Binary fingerprint compression
While working on the Acoustid web service, I had a hard time deciding how to send fingerprints to the server. The fingerprints are vectors of fairly large 32-bit numbers. Sending the numbers in binary (which would be ideal) is not easy, because almost all web standards expect textual data, if not plain ASCII. The usual trick is to base64-encode binary data, but that increases the size by 33 %, which wasn't acceptable for me. So I came up with the idea to compress the data using a special-purpose algorithm and then base64-encode the compressed data, and ideally also compress the base64-encoded data using GZip. The double-compression might seem weird, but it allows me to use only standard web tools and the resulting size is still smaller than using binary encoding.

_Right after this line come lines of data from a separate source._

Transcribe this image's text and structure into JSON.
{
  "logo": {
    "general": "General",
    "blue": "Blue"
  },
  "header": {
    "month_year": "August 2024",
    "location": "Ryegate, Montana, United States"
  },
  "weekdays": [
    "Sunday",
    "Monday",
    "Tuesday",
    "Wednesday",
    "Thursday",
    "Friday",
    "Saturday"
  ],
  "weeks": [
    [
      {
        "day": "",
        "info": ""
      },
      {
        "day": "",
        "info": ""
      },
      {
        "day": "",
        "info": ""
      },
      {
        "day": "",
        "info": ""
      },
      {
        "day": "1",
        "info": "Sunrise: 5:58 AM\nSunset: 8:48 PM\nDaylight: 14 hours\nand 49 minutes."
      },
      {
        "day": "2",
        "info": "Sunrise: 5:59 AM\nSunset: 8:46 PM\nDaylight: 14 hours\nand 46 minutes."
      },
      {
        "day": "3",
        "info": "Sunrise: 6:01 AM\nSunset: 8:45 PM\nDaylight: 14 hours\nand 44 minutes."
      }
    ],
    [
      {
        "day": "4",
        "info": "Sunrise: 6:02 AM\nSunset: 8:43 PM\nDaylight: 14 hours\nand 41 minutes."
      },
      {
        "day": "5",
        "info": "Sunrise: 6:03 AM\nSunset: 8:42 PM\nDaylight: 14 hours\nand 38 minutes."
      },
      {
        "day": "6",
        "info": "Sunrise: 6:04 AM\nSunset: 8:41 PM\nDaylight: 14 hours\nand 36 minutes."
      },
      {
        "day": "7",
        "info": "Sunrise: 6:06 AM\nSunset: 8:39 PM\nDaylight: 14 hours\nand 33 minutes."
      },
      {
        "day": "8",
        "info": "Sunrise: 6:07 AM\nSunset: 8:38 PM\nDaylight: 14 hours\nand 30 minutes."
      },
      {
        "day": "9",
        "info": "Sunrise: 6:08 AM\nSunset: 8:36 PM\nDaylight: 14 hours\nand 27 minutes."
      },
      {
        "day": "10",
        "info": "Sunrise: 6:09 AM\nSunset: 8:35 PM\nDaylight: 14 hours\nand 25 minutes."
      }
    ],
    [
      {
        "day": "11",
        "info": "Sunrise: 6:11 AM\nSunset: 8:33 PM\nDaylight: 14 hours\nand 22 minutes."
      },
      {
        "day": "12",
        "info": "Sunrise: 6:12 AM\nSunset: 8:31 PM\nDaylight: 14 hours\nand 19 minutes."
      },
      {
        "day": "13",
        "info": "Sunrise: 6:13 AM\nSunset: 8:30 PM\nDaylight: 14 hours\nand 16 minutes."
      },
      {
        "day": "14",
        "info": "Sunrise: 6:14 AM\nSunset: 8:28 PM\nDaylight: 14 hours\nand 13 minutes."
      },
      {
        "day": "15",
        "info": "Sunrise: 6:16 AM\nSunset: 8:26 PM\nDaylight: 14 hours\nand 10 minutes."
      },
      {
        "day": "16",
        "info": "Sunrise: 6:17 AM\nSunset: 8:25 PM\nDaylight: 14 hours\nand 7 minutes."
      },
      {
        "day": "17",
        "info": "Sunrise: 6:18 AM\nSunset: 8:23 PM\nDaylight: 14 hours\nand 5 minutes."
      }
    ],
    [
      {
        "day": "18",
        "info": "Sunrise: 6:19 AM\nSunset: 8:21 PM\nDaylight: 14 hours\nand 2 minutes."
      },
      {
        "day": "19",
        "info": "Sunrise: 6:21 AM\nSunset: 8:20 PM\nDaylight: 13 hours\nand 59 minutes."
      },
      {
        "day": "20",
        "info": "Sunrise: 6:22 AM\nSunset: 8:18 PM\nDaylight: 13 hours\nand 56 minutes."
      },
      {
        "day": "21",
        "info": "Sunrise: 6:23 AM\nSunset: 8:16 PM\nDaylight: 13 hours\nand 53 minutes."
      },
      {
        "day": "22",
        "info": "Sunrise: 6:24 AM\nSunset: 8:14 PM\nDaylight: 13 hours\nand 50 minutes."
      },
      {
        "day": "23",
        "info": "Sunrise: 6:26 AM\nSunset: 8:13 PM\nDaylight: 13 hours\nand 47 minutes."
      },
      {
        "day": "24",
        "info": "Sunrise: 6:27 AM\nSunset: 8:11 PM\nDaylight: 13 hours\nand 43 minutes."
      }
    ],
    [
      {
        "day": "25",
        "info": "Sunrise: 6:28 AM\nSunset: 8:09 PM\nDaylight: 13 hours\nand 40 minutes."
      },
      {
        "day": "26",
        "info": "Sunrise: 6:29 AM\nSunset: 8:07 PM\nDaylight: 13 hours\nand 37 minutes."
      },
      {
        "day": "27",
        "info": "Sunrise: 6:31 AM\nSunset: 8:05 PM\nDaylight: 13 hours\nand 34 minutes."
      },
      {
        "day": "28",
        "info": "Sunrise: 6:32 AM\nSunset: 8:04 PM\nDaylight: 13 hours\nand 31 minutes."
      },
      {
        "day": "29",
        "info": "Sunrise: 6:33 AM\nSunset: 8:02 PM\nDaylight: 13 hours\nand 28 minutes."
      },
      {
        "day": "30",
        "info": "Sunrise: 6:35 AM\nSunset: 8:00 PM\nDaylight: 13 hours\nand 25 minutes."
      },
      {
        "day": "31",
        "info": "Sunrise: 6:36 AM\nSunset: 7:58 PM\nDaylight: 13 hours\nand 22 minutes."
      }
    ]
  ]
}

So the problem was to find an appropriate compression algorithm for the fingerprints. The usual integer compression algorithms (Elias codes, Golomb coding, Rice coding) work well for small numbers. The most common use case for these algorithms are posting lists in an inverted index, where the document IDs can be sorted and simple delta encoding then produces small numbers that can be nicely compressed. The problem is that I had very large numbers and I couldn't sort them anyway. Using subtraction to calculate deltas wouldn't help me much, because the resulting numbers would be still too high. After some failed experiments with the standard approaches, I had one of those "light bulb moments": it occurred to me that even though the fingerprint numbers are high, they change slowly in terms in bit changes. If I use XOR instead of subtraction for the delta encoding, I will still get high numbers, but they will usually not have many bits set. What if I just take the bits that are set and encode those as a sequence of numbers between 1 and 32. It turns out that this works pretty well. Let's say we have a tiny fingerprint with four 32-bit numbers:
0x7E65BC44 | 0x7E25B444 | 0x7E259414 | 0x6625D424
After applying the XOR encoding, we will get the following results:
0x7E65BC44 | 0x400800 | 0x2050 | 0x18004030
The next step is to extract individual bits from these numbers:
3 7 11 12 13 14 16 17 19 22 23 26 27 28 29 30 31 | 12 23 | 5 7 14 | 5 6 15 28 29
This doesn't seem like we achieved much, but if you look closer, you will notice that the numbers both small and increasing. Having large and randomly ordered numbers was the main reason for not being able to use traditional integer compression techniques. So, let's delta-encode the numbers:
3 4 4 1 1 1 2 1 2 3 1 3 1 1 1 1 1 | 12 11 | 5 2 7 | 5 1 9 13 1
The result is a lot of very small numbers. That's exactly the right situation variable length integer encoding. I decided to use the PFOR-like algorithm for this I'd still like to re-evaluate other variable length encodings, but PFOR was very simple to implement and worked better than any other alternative I'd tried. The basic idea is to use constant n-bit for encoding all the numbers, with an "exception" block after the main block for numbers greater or equal to 2n-1. My version is different in that instead of storing the offset to the exception in the main block, I decided to always put the maximum possible value there. The current implementation in Chromaprint uses 3 bits, so the main block would contain these numbers, each of them encoded in 3 bits:
3 4 4 1 1 1 2 1 2 3 1 3 1 1 1 1 1 0 7 7 0 5 2 7 0 5 1 7 7 1 0
And the exception block would only have numbers that were greater or equal to 7, with the 7 subtracted from the to fit in 5 bits each:
5 4 0 2 6
In order to store this we need 31 * 3 + 5 * 5 = 118 bits, which is already a little less than the original binary encoding with 4 * 32 = 128 bits and it only gets better for larger fingerprints. In many cases, increasing the size of elements in main block to 4-bits also helps, so I'm planning to dynamically determine the ideal size and store in the fingerprint.
Here is a few examples of compression ratios on 120 seconds long fingerprints:
Binary
PFOR 3-bits
PFOR 4-bits
Binary + zlib
PFOR 4-bits + base64 + zlib
3792 2604 2634 3465 2503
3792 2193 2160 2809 2072
3792 2430 2407 3409 2287
3792 2374 2343 3133 2221
I have implemented this algorithm first in C++ and then also ported to Java to use it on the server side.